Thomas McElroy, board of appeals chairman, argues otherwise.
He said there was no concrete evidence that the campground expansion has led to the deterioration of water quality in the pond. There were no studies done by the Department of Environmental Services, McElroy said.
“I find it hard to believe it’s due to the campground,” he said. “They’ve updated all their septic systems. Everything has been done to protect any sort of water supply. Mr. Pica has gone out of his way to meet all of the state’s requirements.”
That includes waiting five years before he asked the town for this current expansion.

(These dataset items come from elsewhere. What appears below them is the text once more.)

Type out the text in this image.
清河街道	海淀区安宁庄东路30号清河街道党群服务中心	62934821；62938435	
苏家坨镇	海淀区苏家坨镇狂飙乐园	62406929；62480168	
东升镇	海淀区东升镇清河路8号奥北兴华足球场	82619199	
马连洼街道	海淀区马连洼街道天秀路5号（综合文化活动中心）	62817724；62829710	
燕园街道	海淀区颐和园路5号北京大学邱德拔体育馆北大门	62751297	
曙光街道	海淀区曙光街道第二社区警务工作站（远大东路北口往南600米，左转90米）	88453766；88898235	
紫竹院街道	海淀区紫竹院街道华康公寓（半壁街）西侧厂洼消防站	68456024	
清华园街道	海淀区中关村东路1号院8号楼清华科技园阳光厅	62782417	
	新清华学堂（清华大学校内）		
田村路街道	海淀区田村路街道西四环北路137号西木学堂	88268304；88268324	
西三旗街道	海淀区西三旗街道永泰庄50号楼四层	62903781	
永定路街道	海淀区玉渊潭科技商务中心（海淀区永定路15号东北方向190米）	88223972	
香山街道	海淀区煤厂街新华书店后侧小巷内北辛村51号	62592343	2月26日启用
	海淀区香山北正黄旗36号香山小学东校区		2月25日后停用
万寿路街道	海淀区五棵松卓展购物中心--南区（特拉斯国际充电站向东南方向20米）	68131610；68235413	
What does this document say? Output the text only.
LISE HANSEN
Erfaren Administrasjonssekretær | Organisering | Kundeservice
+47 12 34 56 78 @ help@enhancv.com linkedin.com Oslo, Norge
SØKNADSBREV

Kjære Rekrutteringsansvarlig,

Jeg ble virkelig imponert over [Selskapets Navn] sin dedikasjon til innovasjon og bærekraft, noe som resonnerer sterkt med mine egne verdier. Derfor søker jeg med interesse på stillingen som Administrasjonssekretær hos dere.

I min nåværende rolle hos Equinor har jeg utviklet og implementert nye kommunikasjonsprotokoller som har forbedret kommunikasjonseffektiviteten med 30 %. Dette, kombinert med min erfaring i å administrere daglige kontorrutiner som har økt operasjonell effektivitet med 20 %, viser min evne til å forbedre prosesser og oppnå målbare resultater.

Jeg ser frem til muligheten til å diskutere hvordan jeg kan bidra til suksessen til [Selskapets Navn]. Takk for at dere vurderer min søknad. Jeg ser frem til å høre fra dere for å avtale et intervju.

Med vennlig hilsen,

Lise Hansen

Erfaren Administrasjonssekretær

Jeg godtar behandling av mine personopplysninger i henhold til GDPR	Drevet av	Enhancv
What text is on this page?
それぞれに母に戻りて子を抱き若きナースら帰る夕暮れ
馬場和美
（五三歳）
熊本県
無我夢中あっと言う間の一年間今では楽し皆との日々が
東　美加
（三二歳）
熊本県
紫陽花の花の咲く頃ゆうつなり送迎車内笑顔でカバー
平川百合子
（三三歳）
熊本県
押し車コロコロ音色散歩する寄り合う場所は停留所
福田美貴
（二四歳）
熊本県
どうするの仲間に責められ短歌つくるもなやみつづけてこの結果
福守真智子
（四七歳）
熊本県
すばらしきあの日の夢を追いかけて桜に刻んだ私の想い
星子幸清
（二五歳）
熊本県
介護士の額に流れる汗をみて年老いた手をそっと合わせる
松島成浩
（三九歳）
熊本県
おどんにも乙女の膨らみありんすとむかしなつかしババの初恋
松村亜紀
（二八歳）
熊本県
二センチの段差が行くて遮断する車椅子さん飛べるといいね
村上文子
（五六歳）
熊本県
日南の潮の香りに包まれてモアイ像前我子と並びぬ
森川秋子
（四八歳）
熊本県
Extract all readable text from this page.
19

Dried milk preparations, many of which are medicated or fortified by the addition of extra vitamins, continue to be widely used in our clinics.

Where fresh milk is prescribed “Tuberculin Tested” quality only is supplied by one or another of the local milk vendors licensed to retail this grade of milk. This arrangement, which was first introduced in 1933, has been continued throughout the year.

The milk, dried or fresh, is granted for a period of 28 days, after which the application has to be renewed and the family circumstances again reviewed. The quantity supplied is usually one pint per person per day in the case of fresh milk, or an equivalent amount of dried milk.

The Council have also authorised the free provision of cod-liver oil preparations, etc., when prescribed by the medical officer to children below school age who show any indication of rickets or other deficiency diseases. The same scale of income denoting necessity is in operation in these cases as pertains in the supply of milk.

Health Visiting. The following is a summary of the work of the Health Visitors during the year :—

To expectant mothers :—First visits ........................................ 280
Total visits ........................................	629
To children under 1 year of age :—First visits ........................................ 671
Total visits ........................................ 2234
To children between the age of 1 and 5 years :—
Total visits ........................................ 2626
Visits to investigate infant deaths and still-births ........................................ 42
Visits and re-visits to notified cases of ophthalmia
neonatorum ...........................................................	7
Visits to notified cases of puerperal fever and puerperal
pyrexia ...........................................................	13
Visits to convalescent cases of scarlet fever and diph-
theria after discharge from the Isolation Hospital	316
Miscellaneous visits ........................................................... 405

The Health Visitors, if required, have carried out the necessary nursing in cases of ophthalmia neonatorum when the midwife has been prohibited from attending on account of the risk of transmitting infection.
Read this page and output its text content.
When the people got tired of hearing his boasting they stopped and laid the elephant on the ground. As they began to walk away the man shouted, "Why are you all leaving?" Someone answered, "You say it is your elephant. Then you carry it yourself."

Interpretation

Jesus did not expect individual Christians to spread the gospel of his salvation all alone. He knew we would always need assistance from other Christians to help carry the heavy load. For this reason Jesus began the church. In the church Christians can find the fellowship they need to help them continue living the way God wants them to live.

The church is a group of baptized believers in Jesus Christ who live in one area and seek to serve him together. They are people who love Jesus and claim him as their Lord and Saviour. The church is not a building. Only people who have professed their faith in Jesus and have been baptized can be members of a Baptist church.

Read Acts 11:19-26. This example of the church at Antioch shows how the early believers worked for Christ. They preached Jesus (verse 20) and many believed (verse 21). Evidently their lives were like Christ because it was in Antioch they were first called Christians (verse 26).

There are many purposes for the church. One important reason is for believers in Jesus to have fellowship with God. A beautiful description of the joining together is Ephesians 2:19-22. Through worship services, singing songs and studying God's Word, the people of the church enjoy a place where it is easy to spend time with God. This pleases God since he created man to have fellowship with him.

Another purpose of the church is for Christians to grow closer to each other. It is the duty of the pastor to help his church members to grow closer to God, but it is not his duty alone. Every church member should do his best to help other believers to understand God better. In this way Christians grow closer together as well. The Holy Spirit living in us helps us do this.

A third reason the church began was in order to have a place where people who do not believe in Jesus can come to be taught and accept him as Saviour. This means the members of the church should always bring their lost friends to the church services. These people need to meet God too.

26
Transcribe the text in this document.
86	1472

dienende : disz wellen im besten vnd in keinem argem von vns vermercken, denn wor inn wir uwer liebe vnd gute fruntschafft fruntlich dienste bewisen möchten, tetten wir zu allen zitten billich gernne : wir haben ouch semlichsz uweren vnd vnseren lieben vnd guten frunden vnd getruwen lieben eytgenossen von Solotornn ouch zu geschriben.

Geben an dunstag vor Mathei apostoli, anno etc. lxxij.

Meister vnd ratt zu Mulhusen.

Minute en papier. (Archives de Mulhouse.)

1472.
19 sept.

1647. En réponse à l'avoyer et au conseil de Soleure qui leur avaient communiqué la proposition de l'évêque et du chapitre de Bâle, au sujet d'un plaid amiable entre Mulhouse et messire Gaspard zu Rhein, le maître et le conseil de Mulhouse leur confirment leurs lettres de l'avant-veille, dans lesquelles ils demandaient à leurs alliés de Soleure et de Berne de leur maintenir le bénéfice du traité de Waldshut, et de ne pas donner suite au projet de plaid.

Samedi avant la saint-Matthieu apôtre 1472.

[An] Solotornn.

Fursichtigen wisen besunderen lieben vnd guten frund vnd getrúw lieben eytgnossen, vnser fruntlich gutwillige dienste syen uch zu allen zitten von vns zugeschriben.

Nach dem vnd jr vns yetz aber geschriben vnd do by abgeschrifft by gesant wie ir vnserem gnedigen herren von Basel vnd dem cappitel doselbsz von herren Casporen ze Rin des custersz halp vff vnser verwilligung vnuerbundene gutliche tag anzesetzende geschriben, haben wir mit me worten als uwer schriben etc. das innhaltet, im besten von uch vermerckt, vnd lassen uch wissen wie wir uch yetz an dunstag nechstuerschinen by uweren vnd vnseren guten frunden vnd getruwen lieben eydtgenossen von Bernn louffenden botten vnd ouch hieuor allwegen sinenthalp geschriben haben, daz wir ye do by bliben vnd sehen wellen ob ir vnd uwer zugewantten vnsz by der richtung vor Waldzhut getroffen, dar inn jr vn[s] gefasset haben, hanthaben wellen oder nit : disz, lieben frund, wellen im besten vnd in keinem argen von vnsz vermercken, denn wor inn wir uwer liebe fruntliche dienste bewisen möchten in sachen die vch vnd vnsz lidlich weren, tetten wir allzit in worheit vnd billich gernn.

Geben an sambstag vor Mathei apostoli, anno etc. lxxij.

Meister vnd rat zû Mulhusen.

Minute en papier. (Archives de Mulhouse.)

In 2000, the campground got permission to more than double the number of sites, bringing the total from 38 to 79. That expansion came with the condition that Whispering Pines wouldn’t expand again for at least five years. The current expansion request was made in 2005.
McElroy said he’s trying to look at the case objectively and Pica has always met the town’s zoning regulations.
“There’s five criteria (for expansion in a residential area) and everything passed,” he said. “They have every right to expand because it’s on their same piece of property they already own.”
Because the appeal is scheduled to be heard in court this summer, the expansion has been delayed by at least a year. Peterson said residents are confident they will block the expansion.
“We are expecting the court will see our way,” he said. “We feel pretty strongly about it.”
While McElroy said his board made the best judgment call, he isn’t surprised the argument is headed to court.
“I wish everything was much simpler. But, unfortunately, in this day and age, this is how things tend to end up,” McElroy said. “Everybody sues everybody.”